A través de profundas reformas estructurales, de las cuales la reforma agraria fue sin duda la más importante, el gobierno militar liquidó a la oligarquía y al gamonalismo, puso límites a la dominación norteamericana, organizó un bloque nacional-popular, ofreció mejores condiciones de vida a las clases populares y reconoció a los indios y a los cholos. Como dictadura militar, sin embargo, concentró el poder en el Ejecutivo, sacó del juego a los partidos y disciplinó, controló y limitó la participación política para realizar los cambios en orden y evitar los desbordes populares. Los politólogos (Alfred Stepan entre ellos) han llamado corporativismo inclusivo a este tipo de bloque nacional-popular que, para integrar a los de debajo de la escala social, combina consenso y coerción al mismo tiempo.

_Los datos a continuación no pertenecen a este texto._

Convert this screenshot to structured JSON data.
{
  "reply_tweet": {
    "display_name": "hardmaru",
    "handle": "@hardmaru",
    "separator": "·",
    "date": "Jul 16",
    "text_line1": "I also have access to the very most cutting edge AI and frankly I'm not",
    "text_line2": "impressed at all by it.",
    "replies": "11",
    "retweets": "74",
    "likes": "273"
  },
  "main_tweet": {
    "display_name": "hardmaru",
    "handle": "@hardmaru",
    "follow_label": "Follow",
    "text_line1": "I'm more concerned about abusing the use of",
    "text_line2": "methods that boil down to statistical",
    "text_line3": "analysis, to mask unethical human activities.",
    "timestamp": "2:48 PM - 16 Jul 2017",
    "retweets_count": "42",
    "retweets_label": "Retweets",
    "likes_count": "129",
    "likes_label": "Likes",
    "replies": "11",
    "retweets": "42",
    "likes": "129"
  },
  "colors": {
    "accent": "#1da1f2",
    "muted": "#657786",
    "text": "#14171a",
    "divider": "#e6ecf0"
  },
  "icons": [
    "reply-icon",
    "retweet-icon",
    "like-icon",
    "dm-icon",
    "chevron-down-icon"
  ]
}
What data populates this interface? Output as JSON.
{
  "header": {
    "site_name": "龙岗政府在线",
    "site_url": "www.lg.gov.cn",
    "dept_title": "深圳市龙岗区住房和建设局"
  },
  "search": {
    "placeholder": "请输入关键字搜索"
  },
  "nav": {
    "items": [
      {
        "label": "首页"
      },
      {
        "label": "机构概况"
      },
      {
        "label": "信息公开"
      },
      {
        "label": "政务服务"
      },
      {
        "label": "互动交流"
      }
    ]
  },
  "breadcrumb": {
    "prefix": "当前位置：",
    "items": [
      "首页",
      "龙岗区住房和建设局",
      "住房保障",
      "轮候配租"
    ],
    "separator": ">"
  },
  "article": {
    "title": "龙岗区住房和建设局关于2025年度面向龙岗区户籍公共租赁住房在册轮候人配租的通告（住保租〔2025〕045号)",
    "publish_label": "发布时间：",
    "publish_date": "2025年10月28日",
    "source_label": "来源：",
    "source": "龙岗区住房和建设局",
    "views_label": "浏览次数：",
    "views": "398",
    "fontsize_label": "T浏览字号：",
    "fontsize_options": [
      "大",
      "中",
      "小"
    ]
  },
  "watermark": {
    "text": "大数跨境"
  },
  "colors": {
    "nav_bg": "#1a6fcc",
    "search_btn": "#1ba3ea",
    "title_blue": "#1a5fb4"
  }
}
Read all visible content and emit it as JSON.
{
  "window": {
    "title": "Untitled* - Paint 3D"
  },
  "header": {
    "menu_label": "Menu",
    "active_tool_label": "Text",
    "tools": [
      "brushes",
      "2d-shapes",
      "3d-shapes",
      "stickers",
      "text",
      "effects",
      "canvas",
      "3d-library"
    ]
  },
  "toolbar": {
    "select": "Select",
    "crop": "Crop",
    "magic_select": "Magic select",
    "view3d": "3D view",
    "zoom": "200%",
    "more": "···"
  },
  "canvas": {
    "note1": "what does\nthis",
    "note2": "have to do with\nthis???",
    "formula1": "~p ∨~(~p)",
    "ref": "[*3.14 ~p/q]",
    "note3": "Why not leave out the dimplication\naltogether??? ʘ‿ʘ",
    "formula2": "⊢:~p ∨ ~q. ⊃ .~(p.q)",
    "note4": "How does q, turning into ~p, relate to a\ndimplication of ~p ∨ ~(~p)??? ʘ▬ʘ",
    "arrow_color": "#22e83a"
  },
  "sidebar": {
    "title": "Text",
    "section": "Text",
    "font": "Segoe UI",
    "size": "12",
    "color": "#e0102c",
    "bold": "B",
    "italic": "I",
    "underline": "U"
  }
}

El gobierno militar impulsó las reformas más importantes que acabaron con el Estado oligárquico-patrimonial, pero no logró construir un estado plenamente moderno y eficaz. Concentró toda la autoridad en el Estado; amplió el dominio burocrático a través de la creación de varios ministerios; modernizó y reforzó el poder de las FF.AA; descabezó y reformó el poder judicial; ensanchó el campo de la ciudadanía (al eliminar la servidumbre rural) y desplegó agresivas políticas sociales y culturales. Emprendió asimismo una audaz reforma educativa que amplió la cobertura pero no mejoró su calidad. Pese a estos cambios estatales importantes, el gobierno de Velazco no logró construir una burocracia weberiana: racional, eficaz, objetiva, impersonal. Tampoco logró que la ley llegue a todo el territorio. Las instituciones estatales no lograron funcionar con coherencia y eficacia, como toda burocracia moderna.
El Estado construido por los militares fue, sin embargo, más o menos autónomo. No se sometió a los poderes de las élites privadas ni a los poderes imperiales. Acabó más bien con las primeras y resistió a los segundos. Esa autonomía provenía de varias fuentes. Por un lado, de una cierta calidad de las élites militares que se habían formado en el CAEM desde los años 50 del siglo pasado y, por otro, de un amplio control de recursos económicos que le brindaba el capitalismo de estado. El Estado Velasquista no logró forjar, sin embargo, una élite tecnocrática de primera calidad que fuera capaz de elaborar un agresivo proyecto de desarrollo industrial y de comprometer a las élites empresariales a realizarlo. Se rodeó de ideólogos más que de tecnócratas educados en las mejores universidades del mundo.
El Perú carecía, además, de una élite empresarial importante capaz de llevar a cabo los posibles proyectos empresariales de una supuesta élite tecnocrática. De haber existido esa alianza público-privada en torno a un vigoroso proyecto de industrialización y de haber contado con una burocracia weberiana, como en el caso de los tigres asiáticos, el destino del Perú hubiera sido probablemente diferente. Ante tales carencias, el gobierno militar pudo construir algunas islas de modernidad, como los casos de Brasil y de la India, pero no hizo esa apuesta. En su lugar, apostó por un capitalismo de Estado basado en el control de los recursos naturales y en un débil desarrollo de la industria sobreprotegida.